Relevance Theory claims the main function of procedural meaning is to guide the interpretative process (Blakemore 1987), and as a result, to reduce its cognitive load. The cognitive effects resulting in following procedural instructions is to balance the addition of linguistic items. In this respect, the communicative principle of relevance triggers the relevance heuristics: “follow a path of least effort” (Wilson & Sperber 2004). Conversely, the achievement of relevance is dependent on specific cognitive effects launched by procedural meaning. Relevance Theory predicts that these positive effects are either the addition of new information, the strengthening or the suppression of old information (Wilson & Sperber 1986).

This paper questions the difference in achieving relevance between discourse segments with and without procedural markers, as discourse connectives. (1) contrast with (2), but produce the same cognitive effects (3) and (4):

(1) a. Abi pushed Axel. He fell.

b. Axel fell. Abi pushed him.

(2) a. Abi pushed Axel and he fell.

b. Axel fell because Abi pushed him.

(3) The event ABI PUSHED AXEL temporally precedes the event AXEL FELL

(4) The event ABI PUSHED AXEL causes the event AXEL FELL

A fine-grained analysis of the role played by procedural information in the interpretation process will be proposed, to go beyond the current picture where procedural markers make discourse interpretation easier and provides as a result one of the three cognitive effects. Two claims are made.

1. It is assumed that connectives represent additional information explaining the difference between the treatment of a single vs. two discourse segments (Carston 2002). Another assumption is that connectives are complementary to conceptual information encoded in lexical items like ‘push’ and ‘fall’, which triggers a causal ‘push-fall’ rule (Lascarides & Asher 1993). I argue that connectives are more than additional and complementary information. My assumption is that connectives constrain the interpretative process, i.e. limit the interpretation process by disregarding unintended possible interpretations, and are predicted to occur when no sufficient clues are given to ensure the intended interpretation. When, connectives are redundant with conceptual information (2), their main function is the strengthening of contextual effects that could have been achieved without them.

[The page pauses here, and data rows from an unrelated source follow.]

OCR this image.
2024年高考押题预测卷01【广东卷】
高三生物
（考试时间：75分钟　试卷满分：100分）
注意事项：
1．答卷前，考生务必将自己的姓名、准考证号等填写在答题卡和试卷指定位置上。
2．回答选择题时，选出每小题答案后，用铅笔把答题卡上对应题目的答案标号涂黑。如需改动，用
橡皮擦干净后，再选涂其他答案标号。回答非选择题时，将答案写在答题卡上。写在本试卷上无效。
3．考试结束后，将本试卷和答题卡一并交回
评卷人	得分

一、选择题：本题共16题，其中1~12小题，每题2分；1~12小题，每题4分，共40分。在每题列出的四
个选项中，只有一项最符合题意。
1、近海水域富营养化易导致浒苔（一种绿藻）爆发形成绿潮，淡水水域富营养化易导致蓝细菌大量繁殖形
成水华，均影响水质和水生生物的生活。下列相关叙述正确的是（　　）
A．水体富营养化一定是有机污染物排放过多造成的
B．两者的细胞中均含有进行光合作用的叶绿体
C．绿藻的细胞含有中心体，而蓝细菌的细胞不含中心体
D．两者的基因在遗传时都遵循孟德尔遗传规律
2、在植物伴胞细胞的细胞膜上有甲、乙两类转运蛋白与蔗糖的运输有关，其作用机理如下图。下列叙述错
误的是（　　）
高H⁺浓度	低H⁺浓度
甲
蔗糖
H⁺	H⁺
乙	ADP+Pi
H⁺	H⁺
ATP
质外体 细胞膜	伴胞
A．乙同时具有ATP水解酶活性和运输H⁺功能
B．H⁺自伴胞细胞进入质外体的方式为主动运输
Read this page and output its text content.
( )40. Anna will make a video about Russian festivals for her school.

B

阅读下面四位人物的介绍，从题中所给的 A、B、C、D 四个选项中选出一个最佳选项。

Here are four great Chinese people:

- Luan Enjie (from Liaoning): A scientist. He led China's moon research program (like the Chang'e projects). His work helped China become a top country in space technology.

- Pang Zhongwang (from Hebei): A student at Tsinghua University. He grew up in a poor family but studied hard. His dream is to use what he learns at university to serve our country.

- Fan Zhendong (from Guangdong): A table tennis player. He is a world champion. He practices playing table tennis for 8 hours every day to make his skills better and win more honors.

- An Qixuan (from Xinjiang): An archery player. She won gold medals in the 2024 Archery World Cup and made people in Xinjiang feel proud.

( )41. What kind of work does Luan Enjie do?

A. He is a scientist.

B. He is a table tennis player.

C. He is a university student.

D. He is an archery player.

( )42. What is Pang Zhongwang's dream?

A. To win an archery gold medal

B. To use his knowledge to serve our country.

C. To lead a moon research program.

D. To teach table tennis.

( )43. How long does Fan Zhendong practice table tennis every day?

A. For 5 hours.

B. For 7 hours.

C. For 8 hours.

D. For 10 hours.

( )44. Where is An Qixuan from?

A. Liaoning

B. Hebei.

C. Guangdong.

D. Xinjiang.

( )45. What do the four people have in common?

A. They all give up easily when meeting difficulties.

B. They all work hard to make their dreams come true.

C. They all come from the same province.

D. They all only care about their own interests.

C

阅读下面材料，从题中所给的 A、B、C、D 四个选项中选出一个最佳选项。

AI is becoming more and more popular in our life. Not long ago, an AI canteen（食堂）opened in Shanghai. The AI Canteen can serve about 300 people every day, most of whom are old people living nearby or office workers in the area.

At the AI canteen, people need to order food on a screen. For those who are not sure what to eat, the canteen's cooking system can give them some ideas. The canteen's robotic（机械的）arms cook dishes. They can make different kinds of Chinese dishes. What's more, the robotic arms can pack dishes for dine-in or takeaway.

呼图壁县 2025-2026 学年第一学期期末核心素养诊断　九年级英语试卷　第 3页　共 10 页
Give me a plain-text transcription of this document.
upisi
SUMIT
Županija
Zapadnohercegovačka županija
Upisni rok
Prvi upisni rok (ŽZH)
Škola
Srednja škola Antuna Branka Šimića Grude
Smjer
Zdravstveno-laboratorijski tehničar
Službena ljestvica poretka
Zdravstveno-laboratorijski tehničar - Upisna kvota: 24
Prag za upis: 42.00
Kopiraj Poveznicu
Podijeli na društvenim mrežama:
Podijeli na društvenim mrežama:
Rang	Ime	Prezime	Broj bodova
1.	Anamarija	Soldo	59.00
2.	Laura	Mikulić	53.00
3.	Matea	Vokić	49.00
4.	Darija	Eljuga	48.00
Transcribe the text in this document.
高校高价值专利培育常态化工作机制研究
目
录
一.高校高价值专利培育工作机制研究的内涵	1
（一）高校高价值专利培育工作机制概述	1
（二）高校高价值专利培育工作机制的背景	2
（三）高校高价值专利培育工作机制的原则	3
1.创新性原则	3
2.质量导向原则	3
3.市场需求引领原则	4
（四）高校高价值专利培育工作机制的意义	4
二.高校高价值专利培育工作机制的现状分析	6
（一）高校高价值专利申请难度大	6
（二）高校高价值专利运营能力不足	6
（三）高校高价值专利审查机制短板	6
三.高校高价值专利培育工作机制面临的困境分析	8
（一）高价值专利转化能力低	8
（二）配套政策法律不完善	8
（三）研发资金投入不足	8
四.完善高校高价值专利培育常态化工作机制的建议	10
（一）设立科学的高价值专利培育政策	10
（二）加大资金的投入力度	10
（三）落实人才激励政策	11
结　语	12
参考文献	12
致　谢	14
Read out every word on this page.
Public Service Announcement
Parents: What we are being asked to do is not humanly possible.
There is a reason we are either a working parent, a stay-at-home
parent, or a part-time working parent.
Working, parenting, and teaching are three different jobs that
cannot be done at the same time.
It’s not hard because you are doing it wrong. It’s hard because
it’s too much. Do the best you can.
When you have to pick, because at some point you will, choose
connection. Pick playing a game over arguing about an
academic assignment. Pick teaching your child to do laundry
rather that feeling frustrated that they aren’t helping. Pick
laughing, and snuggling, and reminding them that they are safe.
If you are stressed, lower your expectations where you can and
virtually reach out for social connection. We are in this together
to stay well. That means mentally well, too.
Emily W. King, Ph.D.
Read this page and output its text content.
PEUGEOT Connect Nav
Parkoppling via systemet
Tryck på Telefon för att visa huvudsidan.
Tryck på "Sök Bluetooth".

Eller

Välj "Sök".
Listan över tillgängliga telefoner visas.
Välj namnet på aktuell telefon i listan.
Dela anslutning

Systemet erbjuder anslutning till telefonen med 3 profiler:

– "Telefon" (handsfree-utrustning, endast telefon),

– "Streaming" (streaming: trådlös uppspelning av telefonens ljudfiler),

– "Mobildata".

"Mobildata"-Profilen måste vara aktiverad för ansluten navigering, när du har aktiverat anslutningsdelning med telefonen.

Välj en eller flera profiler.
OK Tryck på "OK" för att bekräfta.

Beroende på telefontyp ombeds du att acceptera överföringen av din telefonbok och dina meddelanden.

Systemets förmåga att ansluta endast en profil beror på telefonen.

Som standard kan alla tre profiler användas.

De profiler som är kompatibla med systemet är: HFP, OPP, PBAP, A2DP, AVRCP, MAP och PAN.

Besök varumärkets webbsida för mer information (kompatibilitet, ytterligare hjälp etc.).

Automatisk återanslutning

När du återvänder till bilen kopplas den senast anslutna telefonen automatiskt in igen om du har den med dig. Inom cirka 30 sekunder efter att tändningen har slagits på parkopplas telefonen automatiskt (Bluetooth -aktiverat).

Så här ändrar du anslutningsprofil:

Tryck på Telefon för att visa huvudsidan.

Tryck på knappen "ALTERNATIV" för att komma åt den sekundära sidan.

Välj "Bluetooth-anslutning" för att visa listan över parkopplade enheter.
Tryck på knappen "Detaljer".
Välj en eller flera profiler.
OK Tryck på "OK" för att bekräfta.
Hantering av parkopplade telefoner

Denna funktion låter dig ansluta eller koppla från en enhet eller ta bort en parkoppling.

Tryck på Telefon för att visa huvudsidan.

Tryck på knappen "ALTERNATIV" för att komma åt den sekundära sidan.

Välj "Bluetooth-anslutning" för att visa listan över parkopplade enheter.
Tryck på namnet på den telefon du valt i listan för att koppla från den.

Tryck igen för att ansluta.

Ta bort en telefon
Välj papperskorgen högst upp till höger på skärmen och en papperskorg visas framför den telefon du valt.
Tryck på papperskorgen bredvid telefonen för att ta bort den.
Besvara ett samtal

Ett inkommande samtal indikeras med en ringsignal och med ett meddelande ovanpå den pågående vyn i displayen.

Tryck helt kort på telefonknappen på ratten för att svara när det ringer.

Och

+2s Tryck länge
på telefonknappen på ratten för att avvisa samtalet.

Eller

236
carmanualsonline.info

2. The second claim is that these contextual effects are not language specific but rather discourse marker specific, i.e. they arise in the presence of discourse markers and there is no perfect cross-linguistic correspondence among them (Zufferey & Cartoni 2012). Moreover, their cognitive effects can be ranged into different types of inferential meaning. One challenge is to define the locus of semantic and pragmatic layers meanings between close connectives. In causal connectives like ‘parce que’ (‘because’), ‘donc’ (‘so’) and ‘et’ (‘and’), the differences do not lie in their causal meaning but in their semantic and pragmatic locus, like entailment, explicature, implicature (Moeschler 2015). As an example, the causal meaning is an explicature (not defeasible) with ‘parce que’, and an implicature (defeasible) with ‘et’ and ‘donc’, whereas the set of entailments are not identical: P and Q for ‘parce que’ and ‘et’, only P for ‘donc’.

References

Blakemore D. (1987). Semantic Constraints on Relevance. Oxford, Blackwell.

Carston R. (2002). Thoughts and Utterances: The Pragmatics of Explicit Communication. Oxford, Blackwell.

Lascarides A. and Asher N. (1993). “Temporal interpretation, discourse relations and commonsense entailment”. Linguistics and Philosophy 16, 437-93.

Moeschler J. (2015). “Argumentation and Connectives. How do discourse connectives constrain argumentation and utterance interpretations?”. In Capone A. and Mey J. (eds.), Interdisciplinary Studies in Pragmatics, Culture and Society. Cham, Springer.

Sperber D. and Wilson D. (1986). Relevance: Communication and Cognition. Oxford, Blackwell.

Wilson D. and Sperber D. (2004). “Relevance theory”. In Horn L.R. and Ward G. (eds.), The Handbook of Pragmatics. Oxford, Blackwell, 607-632.

Zufferey S. and Cartoni N. (2012). “English and French causal connectives in contrast”. Languages in Contrast 12(2), 232–50.